A different type of Gaga spree hits Sunrise's BankAtlantic Center on Tuesday, almost exactly three years after her impromptu gig at Bill's Filling Station. At Bill's, she performed to perhaps 50 people; at BankAtlantic, she will perform to more than 21,000. The show comes as one of the final performances of the 18-month "Monster Ball" tour, and her new album, Born This Way, is still a month away. Unlike her previous work, the title track is earnest — a ready-made gay anthem meant to bolster the flagging egos of self-loathing gay kids in Nebraska or Tennessee. It contains no obvious artifice. Fame, it seems, has given Gaga a sufficiently monstrous ego to sing what's really on her mind, and what's on her mind is depressingly normal.

Growing up, Stefani Germanotta was never a closeted eighth-grader. Her whole life to this point seems to have made her an expert on two things: a desire for stardom and the construction of provocative art. When she sings about the former or plays with the latter, no one can touch her.

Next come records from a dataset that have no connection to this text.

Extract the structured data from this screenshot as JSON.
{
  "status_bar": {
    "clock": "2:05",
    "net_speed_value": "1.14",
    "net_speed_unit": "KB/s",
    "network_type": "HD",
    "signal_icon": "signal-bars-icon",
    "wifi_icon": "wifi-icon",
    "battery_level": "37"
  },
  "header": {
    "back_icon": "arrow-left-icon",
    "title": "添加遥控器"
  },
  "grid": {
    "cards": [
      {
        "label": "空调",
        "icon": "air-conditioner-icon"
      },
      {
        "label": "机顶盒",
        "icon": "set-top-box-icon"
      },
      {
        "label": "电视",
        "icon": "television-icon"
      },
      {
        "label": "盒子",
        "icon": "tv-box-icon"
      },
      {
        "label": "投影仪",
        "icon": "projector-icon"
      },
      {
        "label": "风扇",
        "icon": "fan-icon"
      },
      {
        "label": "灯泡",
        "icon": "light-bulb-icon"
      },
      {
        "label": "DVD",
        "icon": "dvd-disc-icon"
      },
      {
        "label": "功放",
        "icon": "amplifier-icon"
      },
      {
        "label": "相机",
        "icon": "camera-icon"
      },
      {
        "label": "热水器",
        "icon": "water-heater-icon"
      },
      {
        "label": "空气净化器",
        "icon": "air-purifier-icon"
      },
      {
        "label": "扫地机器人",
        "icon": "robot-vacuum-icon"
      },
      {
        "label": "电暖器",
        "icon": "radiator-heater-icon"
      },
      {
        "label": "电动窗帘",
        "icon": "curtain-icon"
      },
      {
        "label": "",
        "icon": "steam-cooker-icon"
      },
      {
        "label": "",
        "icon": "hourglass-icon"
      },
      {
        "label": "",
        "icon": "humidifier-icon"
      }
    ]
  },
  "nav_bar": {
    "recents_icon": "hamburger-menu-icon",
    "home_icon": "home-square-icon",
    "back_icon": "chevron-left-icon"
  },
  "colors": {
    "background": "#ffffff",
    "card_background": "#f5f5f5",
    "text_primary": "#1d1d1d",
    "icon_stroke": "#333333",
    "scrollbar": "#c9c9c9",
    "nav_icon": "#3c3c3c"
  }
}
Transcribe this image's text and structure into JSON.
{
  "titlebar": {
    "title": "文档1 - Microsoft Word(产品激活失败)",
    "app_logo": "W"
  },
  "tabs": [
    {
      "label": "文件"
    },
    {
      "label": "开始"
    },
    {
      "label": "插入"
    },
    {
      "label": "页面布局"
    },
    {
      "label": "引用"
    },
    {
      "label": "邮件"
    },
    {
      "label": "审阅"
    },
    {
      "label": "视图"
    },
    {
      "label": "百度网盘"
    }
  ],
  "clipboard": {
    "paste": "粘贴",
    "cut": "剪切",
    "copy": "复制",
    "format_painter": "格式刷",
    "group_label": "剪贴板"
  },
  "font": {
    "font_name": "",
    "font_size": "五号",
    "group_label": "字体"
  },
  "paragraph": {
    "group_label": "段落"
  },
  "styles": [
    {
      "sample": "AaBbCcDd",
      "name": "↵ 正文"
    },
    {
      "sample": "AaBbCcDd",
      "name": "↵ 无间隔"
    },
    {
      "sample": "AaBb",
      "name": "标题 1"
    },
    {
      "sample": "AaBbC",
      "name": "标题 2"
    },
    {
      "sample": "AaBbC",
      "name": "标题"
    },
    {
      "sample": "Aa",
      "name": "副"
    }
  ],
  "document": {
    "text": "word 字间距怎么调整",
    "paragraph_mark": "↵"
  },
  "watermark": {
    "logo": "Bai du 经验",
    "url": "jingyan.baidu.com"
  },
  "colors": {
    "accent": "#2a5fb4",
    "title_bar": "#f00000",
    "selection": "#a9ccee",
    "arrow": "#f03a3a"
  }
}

Let's hope she remembers her strengths.

There is no recording of Gaga's appearance at Bill's Filling Station, but there is a video of her appearance at the Winter Music Conference a few days later. It's daytime and sunny, and there's Germanotta with her two backup dancers, backs to the camera, and a DJ cranking up the intro to "Filthy Dirty Rich." When she spins around, she's a pure pro, moving with an ease that disappeared temporarily when she graduated to bigger stages a few weeks later. Everything about her performance screams: I am a rock star!

But she's not. At song's end, the camera pans to the right, and we see the spectators. They're bemused — a woman in the foreground, not five feet from Germanotta, looks hostile. Germanotta must have noticed, but she gave no sign. She was not singing to this small crowd but to the cameras, to the millions of little monsters beyond the lens who on that day in 2008 only she could see.